Seems easy, right? Just don’t sit there nodding your head like Noddy! Understand what they’re saying. Comprehend it and know which ways to nod your head. If the conversation is awkward, do not make it worse by saying something. Pretend that you understand and agree with everything. It is not like you have to do as they say right on the spot!

  • Do Not Shout
Do Not Shout
Image Source – Google

No matter what happens, do not shout. We often make the mistake of letting our parents know that we are irritated or embarrassed. Do not let them smell your fear. This will have serious repercussions. Firstly, they’ll know that something is up. And secondly, they will make you talk! They would never let the topic rest.

  • Shift Their Attention to Your Siblings
Shift Their Attention to Your Siblings
Image Source – Google

So, if you have a sibling, this one will be a piece of cake for you. Shift their questions to your siblings. This is certainly not a very nice thing to do but, you got no option. You got to save yourself.

  • Tell Them Something You Achieved
Tell Them Something You Achieved
Image Source – Google

If you’ve had a recent achievement like a promotion, aced the test or anything which will make them slightly happy with you. Shoot the news at them! There wouldn’t be a better time to do it. They will instantly forget about the awkward topic.

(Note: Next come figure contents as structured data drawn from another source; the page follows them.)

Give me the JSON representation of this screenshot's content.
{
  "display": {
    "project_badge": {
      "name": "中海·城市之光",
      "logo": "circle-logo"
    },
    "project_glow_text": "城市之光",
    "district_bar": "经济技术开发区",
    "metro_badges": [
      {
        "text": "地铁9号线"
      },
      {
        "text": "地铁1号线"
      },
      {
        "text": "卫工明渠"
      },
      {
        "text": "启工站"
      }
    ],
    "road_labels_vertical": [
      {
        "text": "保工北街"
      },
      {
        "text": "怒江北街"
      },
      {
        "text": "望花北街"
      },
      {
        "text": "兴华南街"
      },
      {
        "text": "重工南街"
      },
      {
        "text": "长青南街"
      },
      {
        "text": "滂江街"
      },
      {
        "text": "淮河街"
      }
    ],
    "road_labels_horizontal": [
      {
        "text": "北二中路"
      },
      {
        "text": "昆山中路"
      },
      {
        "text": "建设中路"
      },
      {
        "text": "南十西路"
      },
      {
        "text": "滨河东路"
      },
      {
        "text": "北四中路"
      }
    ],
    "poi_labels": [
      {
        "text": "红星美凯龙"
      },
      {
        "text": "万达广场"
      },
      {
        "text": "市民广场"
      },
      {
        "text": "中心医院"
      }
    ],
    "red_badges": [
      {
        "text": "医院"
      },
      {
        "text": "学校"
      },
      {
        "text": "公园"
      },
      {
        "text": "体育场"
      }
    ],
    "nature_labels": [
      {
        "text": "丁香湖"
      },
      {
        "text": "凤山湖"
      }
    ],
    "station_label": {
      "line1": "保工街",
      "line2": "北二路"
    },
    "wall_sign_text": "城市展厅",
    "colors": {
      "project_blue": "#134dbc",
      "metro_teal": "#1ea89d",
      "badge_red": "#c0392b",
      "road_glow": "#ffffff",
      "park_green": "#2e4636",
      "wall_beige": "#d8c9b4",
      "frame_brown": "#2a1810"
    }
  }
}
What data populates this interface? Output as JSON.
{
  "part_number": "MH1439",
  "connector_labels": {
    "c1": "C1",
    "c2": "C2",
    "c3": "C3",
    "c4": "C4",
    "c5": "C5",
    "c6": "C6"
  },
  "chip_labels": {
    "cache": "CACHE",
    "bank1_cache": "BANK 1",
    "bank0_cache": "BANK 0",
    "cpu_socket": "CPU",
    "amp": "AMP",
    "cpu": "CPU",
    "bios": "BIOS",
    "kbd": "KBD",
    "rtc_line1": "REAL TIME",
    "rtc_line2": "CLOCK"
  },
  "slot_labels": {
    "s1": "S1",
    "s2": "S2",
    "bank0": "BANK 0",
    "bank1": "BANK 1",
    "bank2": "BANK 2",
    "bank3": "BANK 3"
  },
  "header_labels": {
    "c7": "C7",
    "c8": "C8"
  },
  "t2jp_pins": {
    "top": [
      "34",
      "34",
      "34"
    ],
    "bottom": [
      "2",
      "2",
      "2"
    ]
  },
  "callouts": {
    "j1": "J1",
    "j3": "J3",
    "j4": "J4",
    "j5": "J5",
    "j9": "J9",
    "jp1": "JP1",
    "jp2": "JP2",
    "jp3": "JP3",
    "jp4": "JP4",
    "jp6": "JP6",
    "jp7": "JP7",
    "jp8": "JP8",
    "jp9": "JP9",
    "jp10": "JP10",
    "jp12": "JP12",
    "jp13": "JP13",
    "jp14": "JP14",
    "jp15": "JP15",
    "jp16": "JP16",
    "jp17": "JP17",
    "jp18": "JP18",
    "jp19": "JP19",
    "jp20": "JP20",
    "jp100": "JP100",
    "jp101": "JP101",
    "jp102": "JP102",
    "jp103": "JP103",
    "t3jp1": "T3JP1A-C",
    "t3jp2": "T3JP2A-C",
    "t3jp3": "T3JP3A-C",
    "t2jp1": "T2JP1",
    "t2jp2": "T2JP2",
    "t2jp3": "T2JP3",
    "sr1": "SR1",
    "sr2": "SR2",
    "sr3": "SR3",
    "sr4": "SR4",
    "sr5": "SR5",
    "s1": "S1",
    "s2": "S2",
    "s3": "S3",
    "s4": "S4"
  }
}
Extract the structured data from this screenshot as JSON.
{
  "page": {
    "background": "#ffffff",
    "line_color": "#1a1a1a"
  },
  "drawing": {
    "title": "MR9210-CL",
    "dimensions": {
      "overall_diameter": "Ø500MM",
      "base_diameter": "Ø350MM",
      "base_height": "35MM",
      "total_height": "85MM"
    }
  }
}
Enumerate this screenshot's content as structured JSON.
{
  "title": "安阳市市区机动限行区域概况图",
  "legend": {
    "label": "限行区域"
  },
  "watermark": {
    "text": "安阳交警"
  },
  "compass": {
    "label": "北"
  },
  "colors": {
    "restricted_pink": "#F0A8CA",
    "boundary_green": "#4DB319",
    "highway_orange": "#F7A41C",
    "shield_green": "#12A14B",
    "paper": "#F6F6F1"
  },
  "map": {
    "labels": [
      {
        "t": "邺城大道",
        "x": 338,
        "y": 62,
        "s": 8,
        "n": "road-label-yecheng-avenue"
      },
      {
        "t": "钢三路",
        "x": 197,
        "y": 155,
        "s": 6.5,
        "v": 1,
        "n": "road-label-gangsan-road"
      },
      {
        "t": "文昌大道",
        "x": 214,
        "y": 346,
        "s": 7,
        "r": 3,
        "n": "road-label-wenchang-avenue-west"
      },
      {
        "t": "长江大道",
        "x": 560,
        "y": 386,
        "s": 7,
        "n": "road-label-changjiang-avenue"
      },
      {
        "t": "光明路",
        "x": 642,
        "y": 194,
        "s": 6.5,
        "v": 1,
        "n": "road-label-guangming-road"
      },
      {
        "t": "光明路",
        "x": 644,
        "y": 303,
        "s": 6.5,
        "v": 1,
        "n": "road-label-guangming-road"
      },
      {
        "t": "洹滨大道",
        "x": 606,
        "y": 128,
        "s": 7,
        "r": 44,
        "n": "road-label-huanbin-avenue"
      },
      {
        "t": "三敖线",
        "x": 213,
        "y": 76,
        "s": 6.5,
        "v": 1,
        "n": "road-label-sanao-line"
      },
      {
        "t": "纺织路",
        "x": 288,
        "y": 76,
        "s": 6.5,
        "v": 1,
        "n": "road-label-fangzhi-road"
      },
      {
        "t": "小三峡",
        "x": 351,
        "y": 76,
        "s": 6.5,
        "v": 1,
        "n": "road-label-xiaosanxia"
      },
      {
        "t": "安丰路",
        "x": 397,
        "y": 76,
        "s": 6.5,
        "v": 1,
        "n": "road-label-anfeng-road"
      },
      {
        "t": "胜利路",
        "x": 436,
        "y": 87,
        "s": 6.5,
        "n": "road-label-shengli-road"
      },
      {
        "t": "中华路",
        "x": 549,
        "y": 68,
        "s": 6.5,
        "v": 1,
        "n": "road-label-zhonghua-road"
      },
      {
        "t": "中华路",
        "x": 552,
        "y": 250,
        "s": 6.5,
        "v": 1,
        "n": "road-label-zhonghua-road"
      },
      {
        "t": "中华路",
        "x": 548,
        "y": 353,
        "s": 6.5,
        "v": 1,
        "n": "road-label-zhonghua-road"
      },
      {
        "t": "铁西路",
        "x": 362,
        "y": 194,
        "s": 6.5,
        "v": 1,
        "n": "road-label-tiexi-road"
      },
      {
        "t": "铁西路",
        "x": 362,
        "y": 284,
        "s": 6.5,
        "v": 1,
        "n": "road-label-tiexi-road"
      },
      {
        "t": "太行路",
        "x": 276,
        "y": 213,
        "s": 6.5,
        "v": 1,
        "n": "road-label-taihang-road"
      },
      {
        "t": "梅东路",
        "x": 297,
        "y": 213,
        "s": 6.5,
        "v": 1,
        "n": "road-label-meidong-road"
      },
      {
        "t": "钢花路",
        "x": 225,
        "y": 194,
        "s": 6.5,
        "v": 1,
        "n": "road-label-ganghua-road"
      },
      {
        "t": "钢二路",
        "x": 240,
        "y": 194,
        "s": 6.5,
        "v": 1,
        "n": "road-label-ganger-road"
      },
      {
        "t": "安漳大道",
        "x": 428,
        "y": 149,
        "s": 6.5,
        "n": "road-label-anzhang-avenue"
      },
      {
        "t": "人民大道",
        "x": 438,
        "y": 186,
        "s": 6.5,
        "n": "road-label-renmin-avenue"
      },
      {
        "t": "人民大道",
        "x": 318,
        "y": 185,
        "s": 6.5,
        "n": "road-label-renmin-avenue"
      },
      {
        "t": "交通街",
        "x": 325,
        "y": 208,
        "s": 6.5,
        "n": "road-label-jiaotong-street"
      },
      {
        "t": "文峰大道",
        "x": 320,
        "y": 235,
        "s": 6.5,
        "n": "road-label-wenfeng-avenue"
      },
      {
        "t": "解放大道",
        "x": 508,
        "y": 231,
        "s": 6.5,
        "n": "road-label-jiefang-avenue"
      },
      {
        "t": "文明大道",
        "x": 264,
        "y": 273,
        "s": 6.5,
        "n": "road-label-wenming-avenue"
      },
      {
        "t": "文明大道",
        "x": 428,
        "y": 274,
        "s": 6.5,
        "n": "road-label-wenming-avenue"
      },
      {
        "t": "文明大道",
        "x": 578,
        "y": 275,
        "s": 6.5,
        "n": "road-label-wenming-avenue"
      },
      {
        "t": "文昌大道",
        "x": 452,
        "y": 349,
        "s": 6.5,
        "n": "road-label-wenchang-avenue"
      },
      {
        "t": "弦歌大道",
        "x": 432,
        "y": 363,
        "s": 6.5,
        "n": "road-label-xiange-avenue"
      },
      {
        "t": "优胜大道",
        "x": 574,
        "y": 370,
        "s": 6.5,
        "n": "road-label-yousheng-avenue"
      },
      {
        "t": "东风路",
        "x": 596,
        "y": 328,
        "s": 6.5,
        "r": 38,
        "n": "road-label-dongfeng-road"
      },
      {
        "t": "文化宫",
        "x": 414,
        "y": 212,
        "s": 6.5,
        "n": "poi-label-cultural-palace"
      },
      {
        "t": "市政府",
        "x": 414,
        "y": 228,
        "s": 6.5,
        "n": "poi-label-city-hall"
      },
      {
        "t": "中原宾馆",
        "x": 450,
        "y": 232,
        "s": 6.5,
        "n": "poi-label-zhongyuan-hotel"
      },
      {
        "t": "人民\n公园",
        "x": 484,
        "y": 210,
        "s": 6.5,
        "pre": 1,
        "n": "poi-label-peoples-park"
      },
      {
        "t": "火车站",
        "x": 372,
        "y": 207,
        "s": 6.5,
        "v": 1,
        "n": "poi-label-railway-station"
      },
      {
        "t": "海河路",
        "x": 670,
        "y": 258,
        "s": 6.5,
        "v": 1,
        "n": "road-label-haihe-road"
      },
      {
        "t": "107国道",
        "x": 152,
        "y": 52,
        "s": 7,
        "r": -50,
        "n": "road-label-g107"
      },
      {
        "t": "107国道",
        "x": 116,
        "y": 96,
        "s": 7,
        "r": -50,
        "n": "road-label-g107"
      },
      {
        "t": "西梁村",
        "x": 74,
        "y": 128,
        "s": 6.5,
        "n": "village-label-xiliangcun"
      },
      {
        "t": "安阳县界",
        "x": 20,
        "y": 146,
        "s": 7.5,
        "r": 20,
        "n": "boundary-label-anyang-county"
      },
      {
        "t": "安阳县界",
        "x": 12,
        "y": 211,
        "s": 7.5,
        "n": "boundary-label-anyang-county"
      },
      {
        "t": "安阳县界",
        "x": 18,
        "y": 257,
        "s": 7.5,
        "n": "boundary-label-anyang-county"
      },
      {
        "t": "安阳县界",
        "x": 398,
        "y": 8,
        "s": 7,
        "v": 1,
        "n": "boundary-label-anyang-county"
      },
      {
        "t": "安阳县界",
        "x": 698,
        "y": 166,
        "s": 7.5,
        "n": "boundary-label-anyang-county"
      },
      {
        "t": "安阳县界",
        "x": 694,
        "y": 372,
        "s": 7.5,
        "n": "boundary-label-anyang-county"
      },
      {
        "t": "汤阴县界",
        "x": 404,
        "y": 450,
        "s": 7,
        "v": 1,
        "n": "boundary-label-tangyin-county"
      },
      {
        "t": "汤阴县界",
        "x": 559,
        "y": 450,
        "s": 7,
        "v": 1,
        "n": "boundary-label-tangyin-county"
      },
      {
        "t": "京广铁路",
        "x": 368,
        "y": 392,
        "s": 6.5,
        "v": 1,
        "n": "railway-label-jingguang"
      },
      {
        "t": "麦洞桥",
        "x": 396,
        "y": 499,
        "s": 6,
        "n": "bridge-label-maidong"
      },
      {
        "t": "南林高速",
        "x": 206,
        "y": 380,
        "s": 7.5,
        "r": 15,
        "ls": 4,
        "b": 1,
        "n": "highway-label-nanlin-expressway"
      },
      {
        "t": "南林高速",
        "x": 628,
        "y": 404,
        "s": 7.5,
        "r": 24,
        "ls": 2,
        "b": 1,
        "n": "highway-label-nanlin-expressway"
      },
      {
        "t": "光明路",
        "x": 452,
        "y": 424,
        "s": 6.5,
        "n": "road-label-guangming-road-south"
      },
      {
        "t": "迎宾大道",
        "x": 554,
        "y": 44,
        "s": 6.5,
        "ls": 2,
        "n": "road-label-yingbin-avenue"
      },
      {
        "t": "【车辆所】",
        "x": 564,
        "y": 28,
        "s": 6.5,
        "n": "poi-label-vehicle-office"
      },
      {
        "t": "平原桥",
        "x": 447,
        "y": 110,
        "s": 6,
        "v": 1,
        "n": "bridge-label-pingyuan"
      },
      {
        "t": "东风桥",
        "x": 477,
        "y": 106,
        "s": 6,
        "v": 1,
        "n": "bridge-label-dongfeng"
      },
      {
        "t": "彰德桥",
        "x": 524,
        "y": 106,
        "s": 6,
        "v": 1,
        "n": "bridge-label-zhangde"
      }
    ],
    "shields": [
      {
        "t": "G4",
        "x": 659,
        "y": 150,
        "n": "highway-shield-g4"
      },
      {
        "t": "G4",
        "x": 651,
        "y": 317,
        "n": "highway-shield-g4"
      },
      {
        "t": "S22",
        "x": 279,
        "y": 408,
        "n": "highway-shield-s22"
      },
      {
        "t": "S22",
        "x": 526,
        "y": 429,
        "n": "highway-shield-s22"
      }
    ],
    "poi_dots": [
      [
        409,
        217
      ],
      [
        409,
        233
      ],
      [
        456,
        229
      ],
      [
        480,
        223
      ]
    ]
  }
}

  • Stall The Conversation
Stall The Conversation
Image Source – Google

Stalling isn’t a really good thing but sometimes when you got no other option, you got to do it. Do not refuse to talk about the topic, politely let them know that you want to talk about it but can’t right now.

Use something like “As much as I would love to talk about it, I got this paper due tomorrow. We can talk about it after I am done with my paper if that is okay with you.”

  • Throw in a Compliment
Throw in a Compliment
Image Source – Google

Flattery is a way out of a lot of things & situations! And who doesn’t likes to be praised? As soon as the conversation starts to get awkward try and throw a compliment at your parents. Make sure you slip it in really carefully. Don’t make it too obvious otherwise, they’ll know what you’re doing!

You can’t avoid awkward situations & conversations with your parents, but you can try escaping them. Go ahead and try them out cheetahs! But be careful because they gave birth to you and “Baap toh baap hota hai!”